White Pass & Yukon Route offers train service to Carcross from Skagway, with a bus return to Skagway, or you can take the bus to Carcross from Skagway and return by train to Skagway. The train runs early June to mid-September. Reservations and passports required; for details click on Bennet Scenic Journey at www.wpyr.com.
Lodging and Camping
Lodging in Carcross located in Chilkoot Cabins. The Caribou Hotel, established in 1901 and a Yukon Heritage Site, has been under renovation; current status unknown.
Camping is available at Carcross Tagish First Nation’s Carcross Campground on Airport Road near the airstrip, and 10 miles south of town at Conrad Yukon government campground. Montana Services, on the highway, has a food store, RV park, restaurant and gas.
Historic Carcross was formerly known as Caribou Crossing because of the large numbers of caribou that traversed the narrows here between Bennett and Nares lakes. In 1904, Bishop Bompas—who had established a school here for Native children in 1901—petitioned the government to change the name of the community to Carcross because of confusion in mail services due to duplicate names in Alaska, British Columbia and the Klondike. Carcross became a stopping place for gold stampeders on their way to the Klondike goldfields. It was a major stop on the White Pass & Yukon Route railroad from 1900 until 1982, when the railroad ceased through train service. In the early days, passengers and freight transferred from rail to stern-wheelers at Carcross. The partially rebuilt hull of the old stern-wheeler SS Tutshi (too-shy) makes up the SS Tutshi Memorial.
The Tustshi burned down in July 1990. A cairn beside the railroad station marks the site where construction crews laying track for the White Pass & Yukon Route from Skagway met the crew from Whitehorse. The golden spike was set in place when the last rail was laid at Carcross on July 29, 1900. The construction project had begun May 27, 1898, during the height of the Klondike Gold Rush. The White Pass & Yukon Route runs a popular trip down to Skagway from Carcross. Their ticket office is located in the train depot with a gift shop area and fascinating historical displays with archival photos and large-scale maps.

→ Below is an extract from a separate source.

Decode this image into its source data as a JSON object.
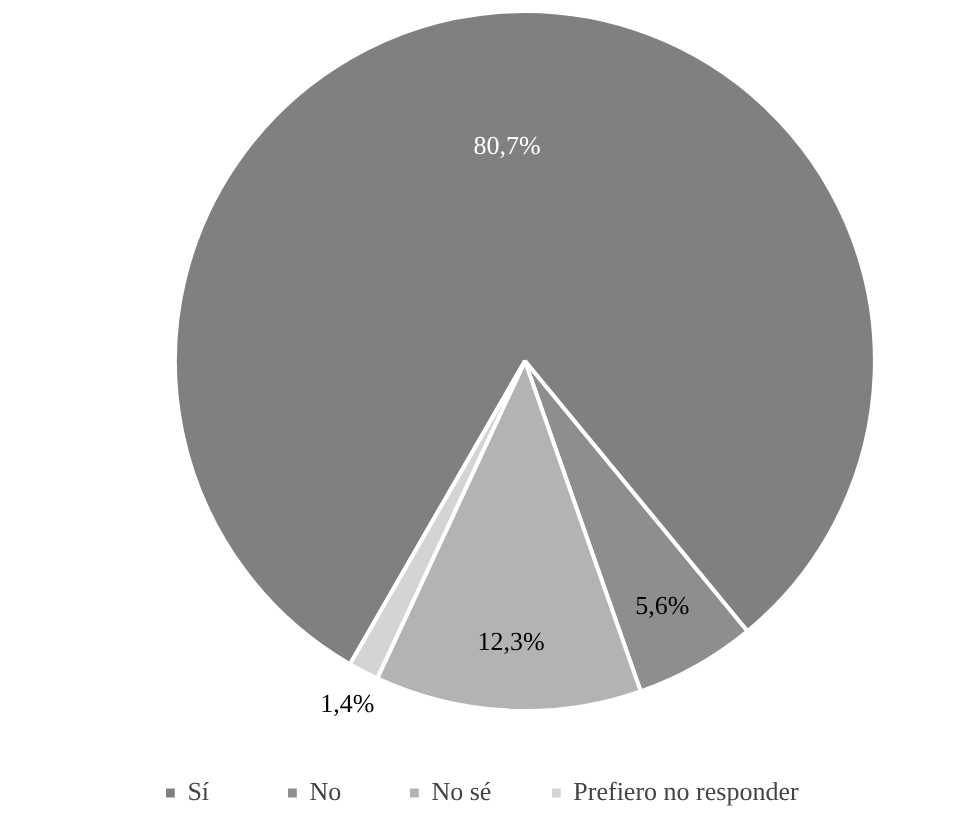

Walk down to the Bennett Lake Viewing Platform on the shore of Bennett Lake. The footpath begins adjacent the post office. This scenic overlook on the Carcross water- front has picnic tables, an interpretive sign on the Klondike Gold Rush, 2 toilets and access to the beach.
Other visitor attractions include St. Saviour’s Anglican Church, built in 1902, and the little steam locomotive, Duchess. The Duchess traversed the 2.5-mile rail line (the “Taku Tram”) between Taku Landing on Tagish Lake and Scotia Bay on Atlin Lake, from 1900 to 1920. It is on display near the depot and makes a terrific photo op.
Caribou Crossing Trading Post, with its collection of wildlife mounts and other attractions, is just 2 miles north of Carcross; see Milepost S 67.2. The trading post has an RV park, sandwiches, pizza and a coffee shop with old fashioned donuts.
For mountain bikers, Carcross has become quite a destination. The Carcross Tagish First Nations has constructed singletrack bike trails on the 7,233-foot/2,205m Montana Mountain and it attracts international cyclists.